1. Field of the Invention.
This invention relates to a bar code symbology that can be accurately decoded despite misreads or altered symbols. More particularly this invention relates to a 1-dimensional, fixed format bar code symbology designed to resist the effects of unintended internal spaces and occasional bar location errors that are typical of impact dot-matrix printing, while also offering high security and error checking capability. The symbology combines "delta distance" start and stop patterns, a space-efficient bit-oriented data character structure, and Reed-Solomon redundancy for error detection and correction.
2. Description of the Prior Art.
Installed receipt printers at activities such as lottery outlets may wear mechanically and exhaust their ribbons to the point that any traditional bar code symbols printed by them are unreadable, for two reasons: (1) spaces may appear between adjacent dot rows, that is, within wide "bars," and (2) occasional dot rows are mispositioned by as much as one half of a dot spacing. The conventional bar code symbologies, scanners, and decoders are poorly designed to tolerate these sorts of errors.
There are two basic methods for making a bar code pattern robust against unintended spaces. The first is to build it with only narrow bars separated by spaces 1, 2, and up to "n" dot modules wide, with only the spaces' widths carrying any significance; this is known in the art as a "delta distance" code. The second method is to adopt a fixed-width pattern structure that encourages decoding by time slicing each character into modules, then sampling each module's midpoint for the data bits.

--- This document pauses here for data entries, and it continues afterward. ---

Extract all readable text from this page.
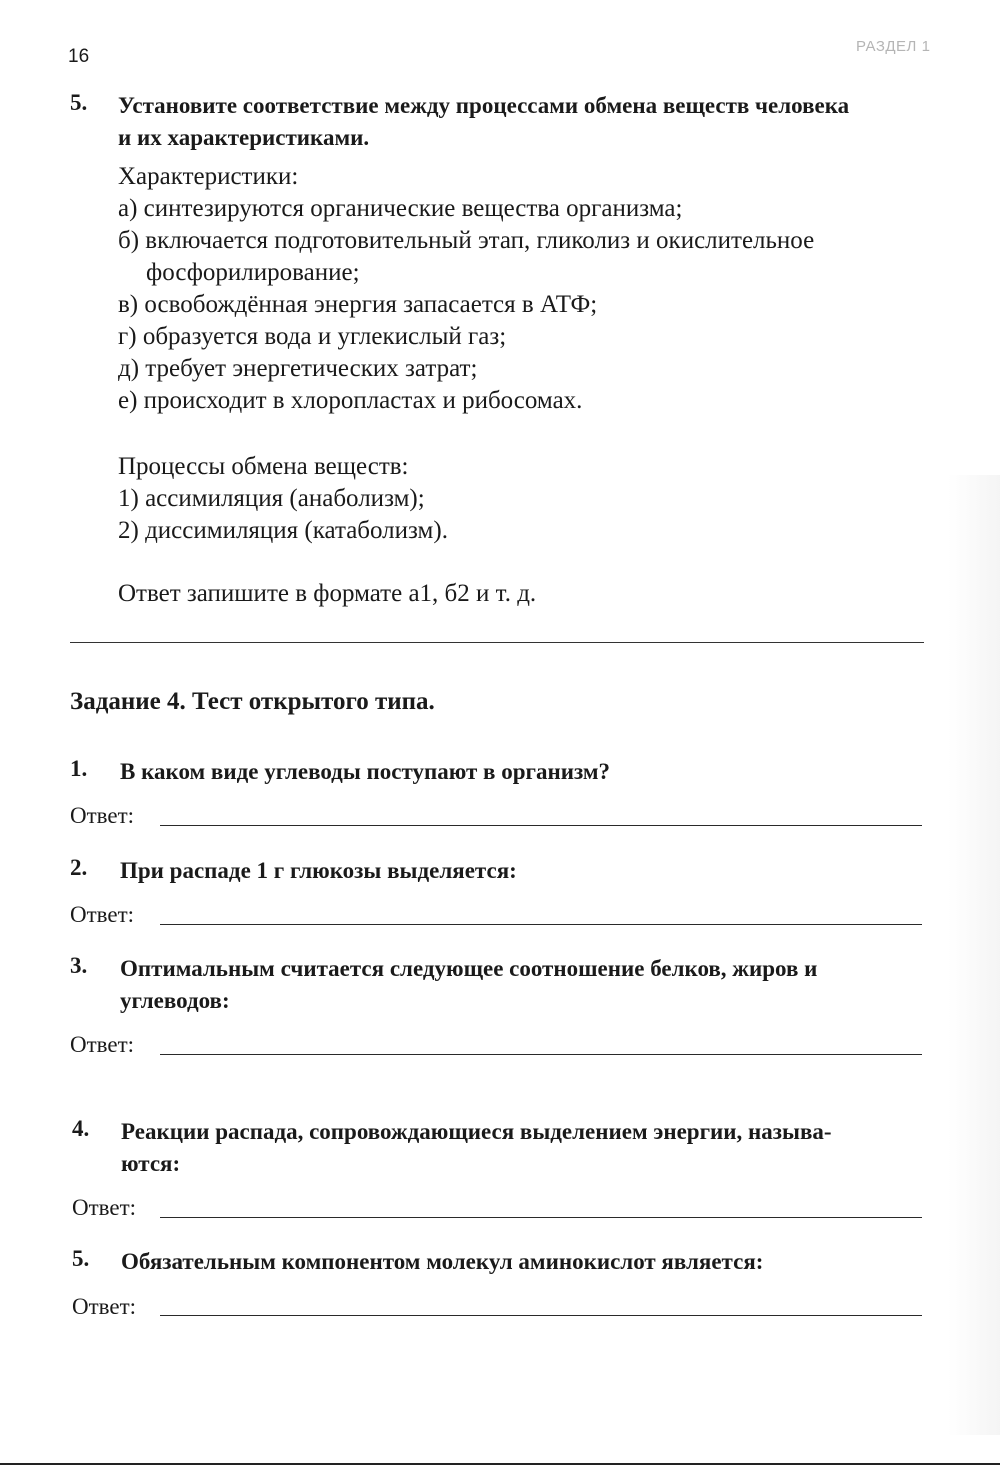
16	РАЗДЕЛ 1
5. Установите соответствие между процессами обмена веществ человека
и их характеристиками.
Характеристики:
а) синтезируются органические вещества организма;
б) включается подготовительный этап, гликолиз и окислительное
фосфорилирование;
в) освобождённая энергия запасается в АТФ;
г) образуется вода и углекислый газ;
д) требует энергетических затрат;
е) происходит в хлоропластах и рибосомах.
Процессы обмена веществ:
1) ассимиляция (анаболизм);
2) диссимиляция (катаболизм).
Ответ запишите в формате а1, б2 и т. д.
Задание 4. Тест открытого типа.
1. В каком виде углеводы поступают в организм?
Ответ:
2. При распаде 1 г глюкозы выделяется:
Ответ:
3. Оптимальным считается следующее соотношение белков, жиров и
углеводов:
Ответ:
4. Реакции распада, сопровождающиеся выделением энергии, называ-
ются:
Ответ:
5. Обязательным компонентом молекул аминокислот является:
Ответ:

Bar code symbologies generally incorporate start and stop patterns for ease of decoding. Several delta distance symbologies have been developed, from an early IBM code (designed to be printable by line printers) to "BC412" recently adopted for use on semiconductor wafers. These symbologies generally require a quiet zone prior to the beginning of the bar code information. PDF417, a newer two dimensional bar code systems has start and stop codes which are not delta distance, and has relaxed constraints on the quiet zone. However PDF417 does require at least a minimal quiet zone.
Code One is a two-dimensional matrix symbology that can encode the full ASCII 256 character set in addition to four function characters and a pad character. This symbology has ten different versions defined, with 27-50% of the symbol characters allocated to error detection and correction. Some versions do not require quiet zones. Other versions use Reed-Solomon error correction check words.
To the inventor's knowledge, a one dimensional fixed format bar code structure combining "delta distance" start and stop patterns, a space-efficient bit-oriented data character structure, and Reed-Solomon redundancy for error detection and correction has not been realized in the art.